In the years leading up to this month’s sale the Devils were at war with their contractors over millions of dollars in unpaid bills and promises not kept to an array of groups from janitorial services to a longtime Newark nut company The Star-Ledger has learned.

Essex County court records offer a behind-the-scenes glimpse at the stark financial pressures the team’s parent company faced as it weighed offers for a franchise that arrived in Newark in 2005 with a promise to anchor the revitalization of a struggling city.

During that period the Devils incurred hundreds of millions of dollars in debt leading to last week’s reported $320 million sale to investors Joshua Harris and David Blitzer.

Though the final chapter in team owner Jeff Vanderbeek’s nine-year stewardship of the Stanley Cup-winning franchise was written last week the storyline was being drafted for several years court records show.

Angry contractors upset to find themselves on the hook for millions laid out for services essential to the Prudential Center’s day-to-day operations turned to the courts to get the Devils to pay up.

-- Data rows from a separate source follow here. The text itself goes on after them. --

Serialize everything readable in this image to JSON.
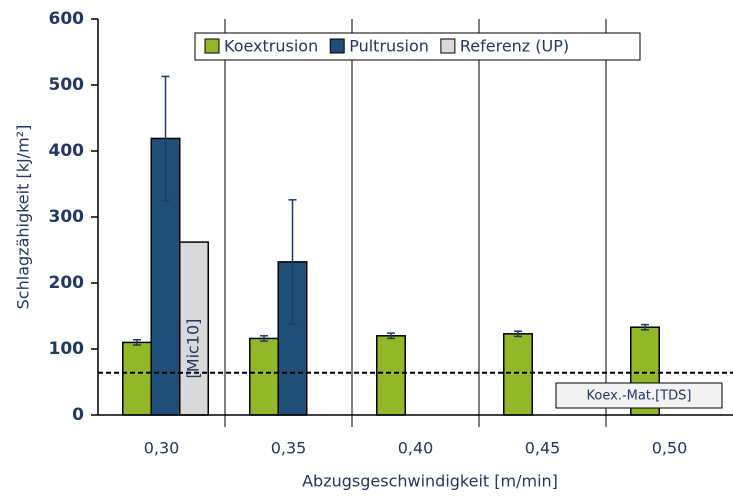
{
  "chart_data": {
    "type": "bar",
    "x_label": "Abzugsgeschwindigkeit   [m/min]",
    "y_label": "Schlagzähigkeit   [kJ/m²]",
    "categories": [
      "0,30",
      "0,35",
      "0,40",
      "0,45",
      "0,50"
    ],
    "series": [
      {
        "name": "Koextrusion",
        "color": "#92b82a",
        "values": [
          110,
          116,
          120,
          123,
          133
        ],
        "errors": [
          4,
          4,
          4,
          4,
          4
        ]
      },
      {
        "name": "Pultrusion",
        "color": "#1f4e79",
        "values": [
          419,
          232,
          null,
          null,
          null
        ],
        "errors": [
          94,
          94,
          null,
          null,
          null
        ]
      },
      {
        "name": "Referenz (UP)",
        "color": "#d9d9d9",
        "values": [
          262,
          null,
          null,
          null,
          null
        ],
        "annotations": [
          "[Mic10]",
          null,
          null,
          null,
          null
        ]
      }
    ],
    "reference_line": {
      "value": 64,
      "label": "Koex.-Mat.[TDS]"
    },
    "ylim": [
      0,
      600
    ],
    "yticks": [
      0,
      100,
      200,
      300,
      400,
      500,
      600
    ],
    "grid": true,
    "legend": "top"
  }
}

The company that cleans the Prudential Center got dragged into litigation as did the team’s primary food and beverage provider. Things got so bad that the team accused the concession company of refusing to feed Devils players during the fall of 2011. And the team accused the cleanup crews of finishing off beers patrons left behind.

And others like Jeff Braverman the co-owner of the family-run Newark Nut Co. a 75-year-old city landmark walked away feeling betrayed.

“It was just a terrible situation” Braverman said.

Newark Nut was one of the last companies to agree to move out of the Mulberry Mall to make way for the Prudential Center. In return for the company relocating to Cranford the Devils agreed to let it serve as the sole supplier of nuts in the arena.